Director: Erin Lee Carter

Carr tackles a socially frightening question – Is thinking about a crime a crime? - in her examination of the trial of Gilberto Valle, a New York police officer, who was arrested after his computer revealed detailed discussions, with other men, about raping, torturing, killing, cooking and eating women whom he knew or had encountered and his use of confidential police databases to obtain private information about them. His new, young wife’s information, mother of their baby, was among those posted and about whom he declared a desire to do all of these acts. She found the computer and turned him in.

Carr uses much of the film to follow Valle in his mother’s house where he waits trial, after serving time in jail and posting bond. Valle’s plump face, as seen in the still from the film, is shown in close up often, showing his eyes as confused or vacant, and his demeanor as less adult than childlike. His defense was that this was strictly fantasy. He was found guilty however, by the jury, who determined that many of his actions showed an intention to follow through. The judge, unusually, overruled that verdict and found him not guilty. The film ends with his freedom.

Shelia Nevins executive produced this documentary and Carr at times creates a strong atmospheric debate about the fears that the idea of “thought crime” evokes. She is selective in her choice of experts though and seems ambivelant about the seriousness of this question. This undermines what could be a valid attempt to bring this question into our cultural dialogue. She ignores, in large part, the wider context of male violence, violence toward women, social vogues about what is allowable or not and our own ambilivence toward certain crimes.

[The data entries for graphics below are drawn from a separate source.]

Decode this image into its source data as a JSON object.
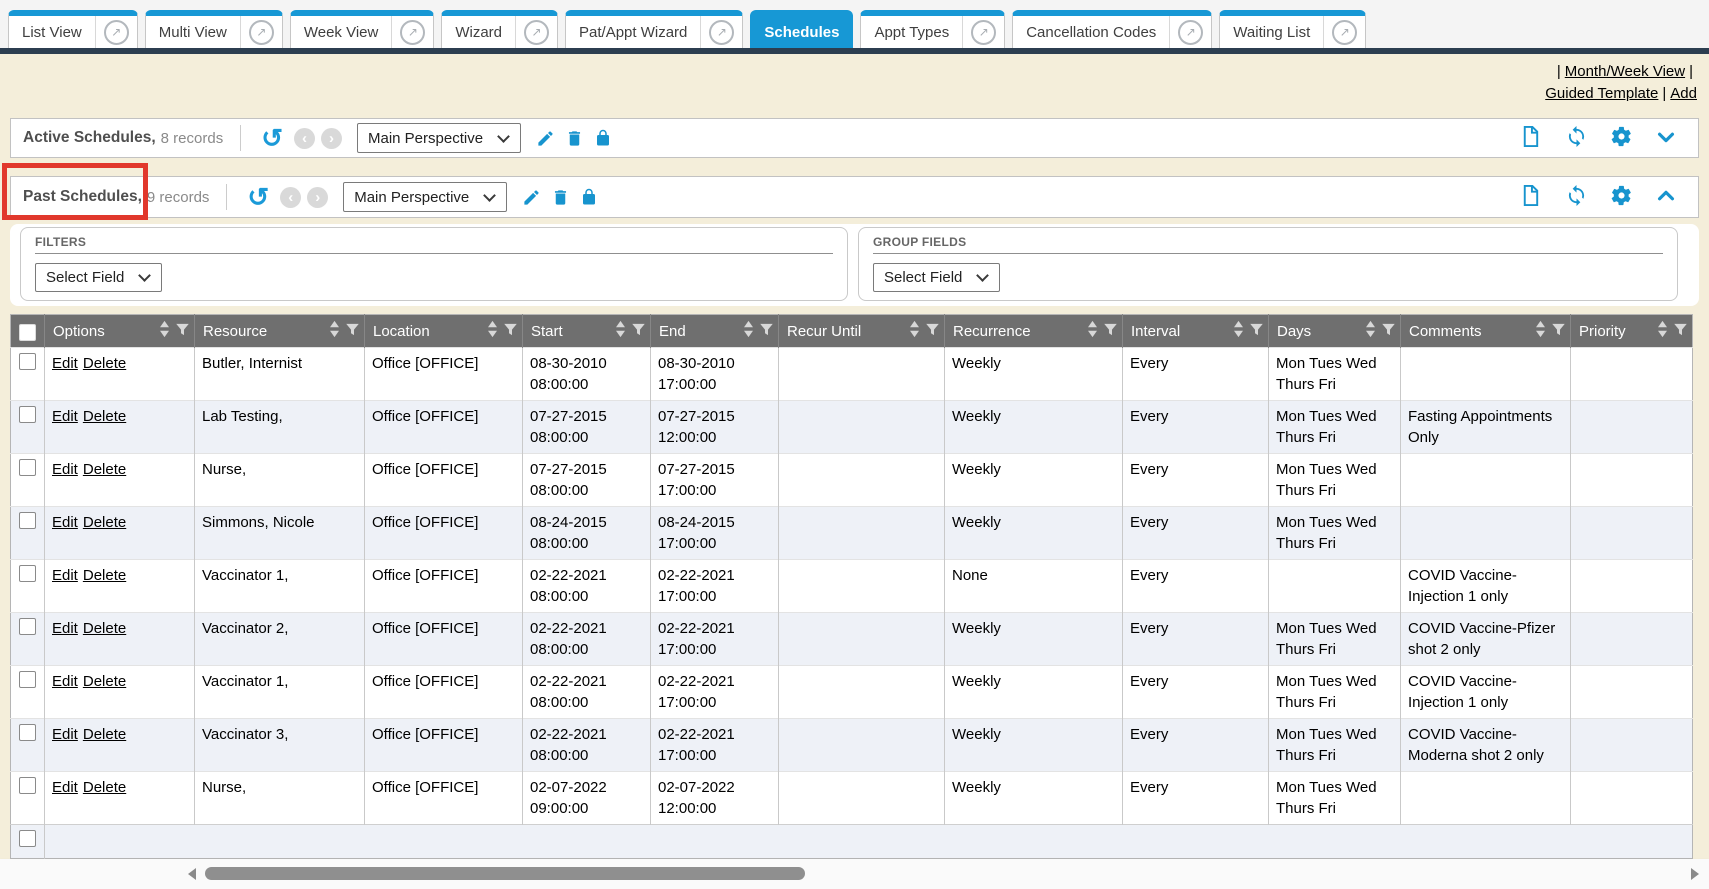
{
  "tabs": [
    {
      "label": "List View",
      "slug": "list-view",
      "active": false,
      "external": true
    },
    {
      "label": "Multi View",
      "slug": "multi-view",
      "active": false,
      "external": true
    },
    {
      "label": "Week View",
      "slug": "week-view",
      "active": false,
      "external": true
    },
    {
      "label": "Wizard",
      "slug": "wizard",
      "active": false,
      "external": true
    },
    {
      "label": "Pat/Appt Wizard",
      "slug": "pat-appt-wizard",
      "active": false,
      "external": true
    },
    {
      "label": "Schedules",
      "slug": "schedules",
      "active": true,
      "external": false
    },
    {
      "label": "Appt Types",
      "slug": "appt-types",
      "active": false,
      "external": true
    },
    {
      "label": "Cancellation Codes",
      "slug": "cancellation-codes",
      "active": false,
      "external": true
    },
    {
      "label": "Waiting List",
      "slug": "waiting-list",
      "active": false,
      "external": true
    }
  ],
  "quicklinks": {
    "separator": "|",
    "month_week_view": "Month/Week View",
    "guided_template": "Guided Template",
    "add": "Add"
  },
  "toolbars": {
    "active": {
      "title": "Active Schedules,",
      "count": "8 records",
      "perspective": "Main Perspective"
    },
    "past": {
      "title": "Past Schedules,",
      "count": "9 records",
      "perspective": "Main Perspective"
    }
  },
  "filters_panel": {
    "filters": {
      "label": "FILTERS",
      "select_value": "Select Field"
    },
    "group_fields": {
      "label": "GROUP FIELDS",
      "select_value": "Select Field"
    }
  },
  "table": {
    "columns": [
      "Options",
      "Resource",
      "Location",
      "Start",
      "End",
      "Recur Until",
      "Recurrence",
      "Interval",
      "Days",
      "Comments",
      "Priority"
    ],
    "options_labels": {
      "edit": "Edit",
      "delete": "Delete"
    },
    "rows": [
      {
        "resource": "Butler, Internist",
        "location": "Office [OFFICE]",
        "start": "08-30-2010 08:00:00",
        "end": "08-30-2010 17:00:00",
        "recur_until": "",
        "recurrence": "Weekly",
        "interval": "Every",
        "days": "Mon Tues Wed Thurs Fri",
        "comments": "",
        "priority": ""
      },
      {
        "resource": "Lab Testing,",
        "location": "Office [OFFICE]",
        "start": "07-27-2015 08:00:00",
        "end": "07-27-2015 12:00:00",
        "recur_until": "",
        "recurrence": "Weekly",
        "interval": "Every",
        "days": "Mon Tues Wed Thurs Fri",
        "comments": "Fasting Appointments Only",
        "priority": ""
      },
      {
        "resource": "Nurse,",
        "location": "Office [OFFICE]",
        "start": "07-27-2015 08:00:00",
        "end": "07-27-2015 17:00:00",
        "recur_until": "",
        "recurrence": "Weekly",
        "interval": "Every",
        "days": "Mon Tues Wed Thurs Fri",
        "comments": "",
        "priority": ""
      },
      {
        "resource": "Simmons, Nicole",
        "location": "Office [OFFICE]",
        "start": "08-24-2015 08:00:00",
        "end": "08-24-2015 17:00:00",
        "recur_until": "",
        "recurrence": "Weekly",
        "interval": "Every",
        "days": "Mon Tues Wed Thurs Fri",
        "comments": "",
        "priority": ""
      },
      {
        "resource": "Vaccinator 1,",
        "location": "Office [OFFICE]",
        "start": "02-22-2021 08:00:00",
        "end": "02-22-2021 17:00:00",
        "recur_until": "",
        "recurrence": "None",
        "interval": "Every",
        "days": "",
        "comments": "COVID Vaccine-Injection 1 only",
        "priority": ""
      },
      {
        "resource": "Vaccinator 2,",
        "location": "Office [OFFICE]",
        "start": "02-22-2021 08:00:00",
        "end": "02-22-2021 17:00:00",
        "recur_until": "",
        "recurrence": "Weekly",
        "interval": "Every",
        "days": "Mon Tues Wed Thurs Fri",
        "comments": "COVID Vaccine-Pfizer shot 2 only",
        "priority": ""
      },
      {
        "resource": "Vaccinator 1,",
        "location": "Office [OFFICE]",
        "start": "02-22-2021 08:00:00",
        "end": "02-22-2021 17:00:00",
        "recur_until": "",
        "recurrence": "Weekly",
        "interval": "Every",
        "days": "Mon Tues Wed Thurs Fri",
        "comments": "COVID Vaccine-Injection 1 only",
        "priority": ""
      },
      {
        "resource": "Vaccinator 3,",
        "location": "Office [OFFICE]",
        "start": "02-22-2021 08:00:00",
        "end": "02-22-2021 17:00:00",
        "recur_until": "",
        "recurrence": "Weekly",
        "interval": "Every",
        "days": "Mon Tues Wed Thurs Fri",
        "comments": "COVID Vaccine-Moderna shot 2 only",
        "priority": ""
      },
      {
        "resource": "Nurse,",
        "location": "Office [OFFICE]",
        "start": "02-07-2022 09:00:00",
        "end": "02-07-2022 12:00:00",
        "recur_until": "",
        "recurrence": "Weekly",
        "interval": "Every",
        "days": "Mon Tues Wed Thurs Fri",
        "comments": "",
        "priority": ""
      }
    ]
  },
  "icons": {
    "external_arrow": "↗",
    "undo_arrow": "↺",
    "prev_arrow": "‹",
    "next_arrow": "›"
  },
  "colors": {
    "accent_blue": "#1798d5",
    "icon_blue": "#1794ce",
    "header_gray": "#6f6f6f",
    "page_beige": "#f4eeda",
    "highlight_red": "#e1382c",
    "alt_row": "#eef1f7",
    "dark_stripe": "#2c3e50"
  }
}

She also suggests that this is a broad uncertainty throughout the law but avoids obvious situations when “thought” is not considered as different from crime, such as professing to want to bomb a public place, or to pursue child pornography images, or to engage in terrorist activities. These almost all lead to immediate arrest and indictment.

The film tackles the complex issues around the thought of crime versus the doing of crime.